Assim, reconhecer que fomos vítimas de violência de gênero em maior ou menor grau também nos faz mais reflexivas e mais lutadoras, porque nos sentimos parte dessa injustiça e dá vontade de querer mudar algo: não apenas por empatia, mas porque também aconteceu com você.
CC: Acredita que a legalização do aborto vai acontecer?
SA: Está tudo muito incerto porque na Câmara dos Deputados passou com uma pequena margem. O Senado, no geral, tem pessoas mais conservadoras. Eu, de todas as maneiras, sou bastante otimista e acredito que vai passar e a lei será aprovada.
CC: Esse movimento é muito forte na Argentina.
SA: Temos grupos feministas que trabalham há muitos anos com o tema do aborto e lutam para que deixe de ser um tabu. A grande e massiva adesão à “Maré Verde”, que é a campanha nacional pelo direito do aborto legal, seguro e gratuito, foi algo que ocorreu nos últimos meses. Se ano passado alguém me dissesse que estaríamos falando sobre a legalização do aborto e que isso seria votado na Câmara dos Deputados e seria aprovada… Há um ano era impensável.
Caso a lei não saia, já não se pode mudar tudo o que aconteceu. Nos últimos meses se falou de aborto até nos programas de fofoca, programas superficiais que só falavam das celebridade.
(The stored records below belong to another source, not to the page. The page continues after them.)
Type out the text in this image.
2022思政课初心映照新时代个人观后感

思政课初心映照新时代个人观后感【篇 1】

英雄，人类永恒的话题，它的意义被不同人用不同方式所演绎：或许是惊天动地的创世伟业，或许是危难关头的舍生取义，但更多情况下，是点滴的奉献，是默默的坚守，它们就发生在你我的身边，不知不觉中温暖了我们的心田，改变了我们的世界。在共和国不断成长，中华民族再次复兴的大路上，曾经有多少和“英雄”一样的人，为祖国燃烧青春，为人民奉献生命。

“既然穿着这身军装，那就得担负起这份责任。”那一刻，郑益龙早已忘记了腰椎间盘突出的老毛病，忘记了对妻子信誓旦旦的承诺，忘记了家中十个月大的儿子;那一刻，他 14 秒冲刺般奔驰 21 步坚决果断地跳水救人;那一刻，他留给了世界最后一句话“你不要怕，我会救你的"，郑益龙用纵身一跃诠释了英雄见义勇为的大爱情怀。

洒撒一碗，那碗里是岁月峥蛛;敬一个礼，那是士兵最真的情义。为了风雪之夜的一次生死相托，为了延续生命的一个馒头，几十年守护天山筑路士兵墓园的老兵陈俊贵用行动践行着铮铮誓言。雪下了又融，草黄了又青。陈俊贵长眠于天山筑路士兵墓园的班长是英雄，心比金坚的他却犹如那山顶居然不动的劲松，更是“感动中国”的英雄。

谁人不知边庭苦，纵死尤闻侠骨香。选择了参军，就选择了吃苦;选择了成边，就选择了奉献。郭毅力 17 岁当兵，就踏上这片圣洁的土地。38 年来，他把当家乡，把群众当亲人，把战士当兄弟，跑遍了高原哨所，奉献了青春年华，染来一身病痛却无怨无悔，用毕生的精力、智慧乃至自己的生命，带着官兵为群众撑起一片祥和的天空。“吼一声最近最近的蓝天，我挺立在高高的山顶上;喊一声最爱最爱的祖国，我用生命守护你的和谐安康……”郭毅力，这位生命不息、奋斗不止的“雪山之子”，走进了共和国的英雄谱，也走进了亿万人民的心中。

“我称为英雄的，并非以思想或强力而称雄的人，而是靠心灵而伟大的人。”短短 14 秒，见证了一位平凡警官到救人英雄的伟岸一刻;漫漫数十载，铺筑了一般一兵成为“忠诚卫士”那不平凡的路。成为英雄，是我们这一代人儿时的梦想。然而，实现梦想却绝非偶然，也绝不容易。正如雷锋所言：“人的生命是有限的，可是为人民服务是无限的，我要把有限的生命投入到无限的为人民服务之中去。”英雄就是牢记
A maior parte dos cidadãos entendeu que por mais que não esteja de acordo, porque sua religião te impede, sua moral, sua educação, o que for… Por mais que você nunca faça um aborto, há mulheres que fazem e há mulheres que morrem por fazer nas condições que o fazem. Não há volta atrás e isso é fantástico.
CC: A razão se sobrepôs a ideologias e crenças?
SA: Nestes últimos meses algo mudou na maneira de pensar. As pessoas não falam “sou a favor do aborto”, como antes. Ela dizem: “sou a favor da legalização do aborto”. A palavra “legalização” permitiu a aproximação de pessoas que não veem o aborto como uma opção para suas vidas, mas passaram a entender que outras mulheres podem querer e poderão fazer sem risco.
CC: Já escolheu o tema para o seu próximo livro?
SA: Estou com uma romance que comecei faz muito tempo e agora estou retomando. São três amigos que vão pescar em uma ilha e trata do que se passa com eles lá. Tem um pouco a ver com o universo dos homens, o que fazem, do que falam. Como minhas duas novelas anteriores – O Vento que Arrasa (Cosac Naify) e Ladrilleros (sem tradução) – tem a ver com o universo masculino, é a última obra de uma espécie de trilogia.